Well, I guess I'm buying an Apple Watch now
For years I've ridiculed the company for devoting so much time in each keynote to a product with a relatively small user base, the Apple Watch. It's the one thing made by the company that I don't currently own (my inventory: iPhone, iPad Pro, iMac, Macbook). I was quite happy with my Fitbit and didn't really need the Watch's bells and whistles.
But my wife does own one -- and on Monday, Apple showed me two killer features in Watch OS 5 that might work for us. I could see us having fun with the new exercise competition, and saving a ton of time on phoning each other by just using the Walkie Talkie app, and well, I guess I'm buying an Apple Watch now.
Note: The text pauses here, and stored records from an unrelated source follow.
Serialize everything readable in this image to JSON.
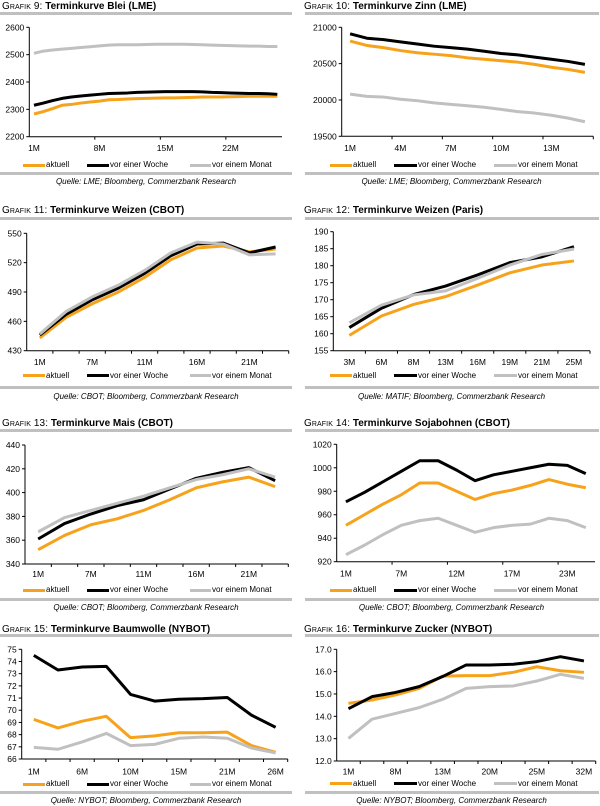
{
  "chart_data": [
    {
      "type": "line",
      "figure_label": "Grafik 9:",
      "title": "Terminkurve Blei (LME)",
      "xlabel": "",
      "ylabel": "",
      "categories": [
        "1M",
        "",
        "",
        "",
        "",
        "",
        "",
        "8M",
        "",
        "",
        "",
        "",
        "",
        "",
        "15M",
        "",
        "",
        "",
        "",
        "",
        "",
        "22M",
        "",
        "",
        "",
        "",
        ""
      ],
      "y_tick_labels": [
        "2200",
        "2300",
        "2400",
        "2500",
        "2600"
      ],
      "ylim": [
        2200,
        2600
      ],
      "grid": false,
      "legend": "bottom",
      "series": [
        {
          "name": "aktuell",
          "color": "#f7a21b",
          "values": [
            2283,
            2292,
            2303,
            2315,
            2318,
            2323,
            2327,
            2330,
            2335,
            2336,
            2338,
            2339,
            2340,
            2341,
            2342,
            2342,
            2343,
            2344,
            2345,
            2345,
            2345,
            2346,
            2347,
            2348,
            2348,
            2348,
            2348
          ]
        },
        {
          "name": "vor einer Woche",
          "color": "#000000",
          "values": [
            2315,
            2323,
            2332,
            2340,
            2345,
            2349,
            2352,
            2355,
            2358,
            2359,
            2360,
            2362,
            2363,
            2364,
            2365,
            2365,
            2365,
            2365,
            2364,
            2362,
            2361,
            2360,
            2359,
            2358,
            2358,
            2357,
            2355
          ]
        },
        {
          "name": "vor einem Monat",
          "color": "#c0c0c0",
          "values": [
            2505,
            2513,
            2517,
            2520,
            2523,
            2526,
            2529,
            2532,
            2535,
            2536,
            2536,
            2536,
            2537,
            2538,
            2538,
            2538,
            2538,
            2537,
            2536,
            2535,
            2534,
            2533,
            2532,
            2531,
            2531,
            2530,
            2530
          ]
        }
      ],
      "source": "Quelle: LME; Bloomberg, Commerzbank Research"
    },
    {
      "type": "line",
      "figure_label": "Grafik 10:",
      "title": "Terminkurve Zinn (LME)",
      "xlabel": "",
      "ylabel": "",
      "categories": [
        "1M",
        "",
        "",
        "4M",
        "",
        "",
        "7M",
        "",
        "",
        "10M",
        "",
        "",
        "13M",
        "",
        ""
      ],
      "y_tick_labels": [
        "19500",
        "20000",
        "20500",
        "21000"
      ],
      "ylim": [
        19500,
        21000
      ],
      "grid": false,
      "legend": "bottom",
      "series": [
        {
          "name": "aktuell",
          "color": "#f7a21b",
          "values": [
            20810,
            20750,
            20720,
            20680,
            20650,
            20630,
            20610,
            20580,
            20560,
            20540,
            20520,
            20490,
            20450,
            20420,
            20380
          ]
        },
        {
          "name": "vor einer Woche",
          "color": "#000000",
          "values": [
            20910,
            20850,
            20830,
            20800,
            20770,
            20740,
            20720,
            20700,
            20670,
            20640,
            20620,
            20590,
            20560,
            20530,
            20490
          ]
        },
        {
          "name": "vor einem Monat",
          "color": "#c0c0c0",
          "values": [
            20080,
            20050,
            20040,
            20010,
            19990,
            19960,
            19940,
            19920,
            19900,
            19870,
            19840,
            19820,
            19790,
            19750,
            19700
          ]
        }
      ],
      "source": "Quelle: LME; Bloomberg, Commerzbank Research"
    },
    {
      "type": "line",
      "figure_label": "Grafik 11:",
      "title": "Terminkurve Weizen (CBOT)",
      "xlabel": "",
      "ylabel": "",
      "categories": [
        "1M",
        "",
        "7M",
        "",
        "11M",
        "",
        "16M",
        "",
        "21M",
        ""
      ],
      "y_tick_labels": [
        "430",
        "460",
        "490",
        "520",
        "550"
      ],
      "ylim": [
        430,
        550
      ],
      "grid": false,
      "legend": "bottom",
      "series": [
        {
          "name": "aktuell",
          "color": "#f7a21b",
          "values": [
            443,
            464,
            478,
            490,
            505,
            523,
            535,
            537,
            531,
            534
          ]
        },
        {
          "name": "vor einer Woche",
          "color": "#000000",
          "values": [
            446,
            467,
            482,
            494,
            509,
            527,
            539,
            540,
            530,
            536
          ]
        },
        {
          "name": "vor einem Monat",
          "color": "#c0c0c0",
          "values": [
            447,
            470,
            485,
            497,
            512,
            530,
            541,
            539,
            528,
            529
          ]
        }
      ],
      "source": "Quelle: CBOT; Bloomberg, Commerzbank Research"
    },
    {
      "type": "line",
      "figure_label": "Grafik 12:",
      "title": "Terminkurve Weizen (Paris)",
      "xlabel": "",
      "ylabel": "",
      "categories": [
        "3M",
        "6M",
        "8M",
        "13M",
        "16M",
        "19M",
        "21M",
        "25M"
      ],
      "y_tick_labels": [
        "155",
        "160",
        "165",
        "170",
        "175",
        "180",
        "185",
        "190"
      ],
      "ylim": [
        155,
        190
      ],
      "grid": false,
      "legend": "bottom",
      "series": [
        {
          "name": "aktuell",
          "color": "#f7a21b",
          "values": [
            159.5,
            165.2,
            168.6,
            170.9,
            174.3,
            177.9,
            180.2,
            181.4
          ]
        },
        {
          "name": "vor einer Woche",
          "color": "#000000",
          "values": [
            161.8,
            167.5,
            171.5,
            174.0,
            177.3,
            180.9,
            182.6,
            185.6
          ]
        },
        {
          "name": "vor einem Monat",
          "color": "#c0c0c0",
          "values": [
            163.2,
            168.4,
            171.4,
            172.6,
            176.3,
            180.2,
            183.3,
            184.9
          ]
        }
      ],
      "source": "Quelle: MATIF; Bloomberg, Commerzbank Research"
    },
    {
      "type": "line",
      "figure_label": "Grafik 13:",
      "title": "Terminkurve Mais (CBOT)",
      "xlabel": "",
      "ylabel": "",
      "categories": [
        "1M",
        "",
        "7M",
        "",
        "11M",
        "",
        "16M",
        "",
        "21M",
        ""
      ],
      "y_tick_labels": [
        "340",
        "360",
        "380",
        "400",
        "420",
        "440"
      ],
      "ylim": [
        340,
        440
      ],
      "grid": false,
      "legend": "bottom",
      "series": [
        {
          "name": "aktuell",
          "color": "#f7a21b",
          "values": [
            352,
            364,
            373,
            378,
            385,
            394,
            404,
            409,
            413,
            405
          ]
        },
        {
          "name": "vor einer Woche",
          "color": "#000000",
          "values": [
            361,
            374,
            382,
            389,
            394,
            403,
            412,
            417,
            421,
            410
          ]
        },
        {
          "name": "vor einem Monat",
          "color": "#c0c0c0",
          "values": [
            367,
            379,
            385,
            391,
            397,
            404,
            411,
            415,
            420,
            413
          ]
        }
      ],
      "source": "Quelle: CBOT; Bloomberg, Commerzbank Research"
    },
    {
      "type": "line",
      "figure_label": "Grafik 14:",
      "title": "Terminkurve Sojabohnen (CBOT)",
      "xlabel": "",
      "ylabel": "",
      "categories": [
        "1M",
        "",
        "",
        "7M",
        "",
        "",
        "12M",
        "",
        "",
        "17M",
        "",
        "",
        "23M",
        ""
      ],
      "y_tick_labels": [
        "920",
        "940",
        "960",
        "980",
        "1000",
        "1020"
      ],
      "ylim": [
        920,
        1020
      ],
      "grid": false,
      "legend": "bottom",
      "series": [
        {
          "name": "aktuell",
          "color": "#f7a21b",
          "values": [
            951,
            960,
            969,
            977,
            987,
            987,
            980,
            973,
            978,
            981,
            985,
            990,
            986,
            983
          ]
        },
        {
          "name": "vor einer Woche",
          "color": "#000000",
          "values": [
            971,
            979,
            988,
            997,
            1006,
            1006,
            998,
            989,
            994,
            997,
            1000,
            1003,
            1002,
            995
          ]
        },
        {
          "name": "vor einem Monat",
          "color": "#c0c0c0",
          "values": [
            926,
            934,
            943,
            951,
            955,
            957,
            951,
            945,
            949,
            951,
            952,
            957,
            955,
            949
          ]
        }
      ],
      "source": "Quelle: CBOT; Bloomberg, Commerzbank Research"
    },
    {
      "type": "line",
      "figure_label": "Grafik 15:",
      "title": "Terminkurve Baumwolle (NYBOT)",
      "xlabel": "",
      "ylabel": "",
      "categories": [
        "1M",
        "",
        "6M",
        "",
        "10M",
        "",
        "15M",
        "",
        "21M",
        "",
        "26M"
      ],
      "y_tick_labels": [
        "66",
        "67",
        "68",
        "69",
        "70",
        "71",
        "72",
        "73",
        "74",
        "75"
      ],
      "ylim": [
        66,
        75
      ],
      "grid": false,
      "legend": "bottom",
      "series": [
        {
          "name": "aktuell",
          "color": "#f7a21b",
          "values": [
            69.25,
            68.55,
            69.1,
            69.5,
            67.75,
            67.9,
            68.15,
            68.15,
            68.2,
            67.1,
            66.55
          ]
        },
        {
          "name": "vor einer Woche",
          "color": "#000000",
          "values": [
            74.5,
            73.3,
            73.55,
            73.6,
            71.3,
            70.75,
            70.9,
            70.95,
            71.05,
            69.6,
            68.6
          ]
        },
        {
          "name": "vor einem Monat",
          "color": "#c0c0c0",
          "values": [
            66.95,
            66.8,
            67.4,
            68.1,
            67.1,
            67.2,
            67.7,
            67.8,
            67.7,
            66.9,
            66.5
          ]
        }
      ],
      "source": "Quelle: NYBOT; Bloomberg, Commerzbank Research"
    },
    {
      "type": "line",
      "figure_label": "Grafik 16:",
      "title": "Terminkurve Zucker (NYBOT)",
      "xlabel": "",
      "ylabel": "",
      "categories": [
        "1M",
        "",
        "8M",
        "",
        "13M",
        "",
        "20M",
        "",
        "25M",
        "",
        "32M"
      ],
      "y_tick_labels": [
        "12.0",
        "13.0",
        "14.0",
        "15.0",
        "16.0",
        "17.0"
      ],
      "ylim": [
        12.0,
        17.0
      ],
      "grid": false,
      "legend": "bottom",
      "series": [
        {
          "name": "aktuell",
          "color": "#f7a21b",
          "values": [
            14.58,
            14.73,
            14.96,
            15.25,
            15.8,
            15.82,
            15.82,
            15.97,
            16.22,
            16.04,
            15.97
          ]
        },
        {
          "name": "vor einer Woche",
          "color": "#000000",
          "values": [
            14.34,
            14.88,
            15.07,
            15.33,
            15.78,
            16.3,
            16.3,
            16.33,
            16.45,
            16.67,
            16.48
          ]
        },
        {
          "name": "vor einem Monat",
          "color": "#c0c0c0",
          "values": [
            13.01,
            13.87,
            14.13,
            14.39,
            14.76,
            15.25,
            15.33,
            15.36,
            15.58,
            15.88,
            15.7
          ]
        }
      ],
      "source": "Quelle: NYBOT; Bloomberg, Commerzbank Research"
    }
  ]
}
The company is also pretty good at getting other corporate giants on board with this sales effort. For example, a little noted feature of the Apple TV 4K presentation was "single sign-on": that device will now log on automatically to all TV content apps if you get your internet and cable service bundled from the same company. "It just works," enthused an Apple executive. Yeah, that should just work for AT&T and Comcast, who may use this feature to sell more bundles.
The one piece of the Apple pie not on display? The HomePod, an overpriced and exceedingly dumb "smart" speaker that adds nothing to the ecosystem as a whole, and may even have devalued it by being mentioned. Every family needs its red-headed stepchild, I guess.
Bottom line: Apple doesn't need fresh products to help its bottom line. That doesn't mean they're not coming; we're likely to see new iPhones and iPads, if not laptops and desktops, this fall, closer to holiday buying season. But if you don't think Apple is selling its hardware harder than ever, try walking into a store and seeing what happens.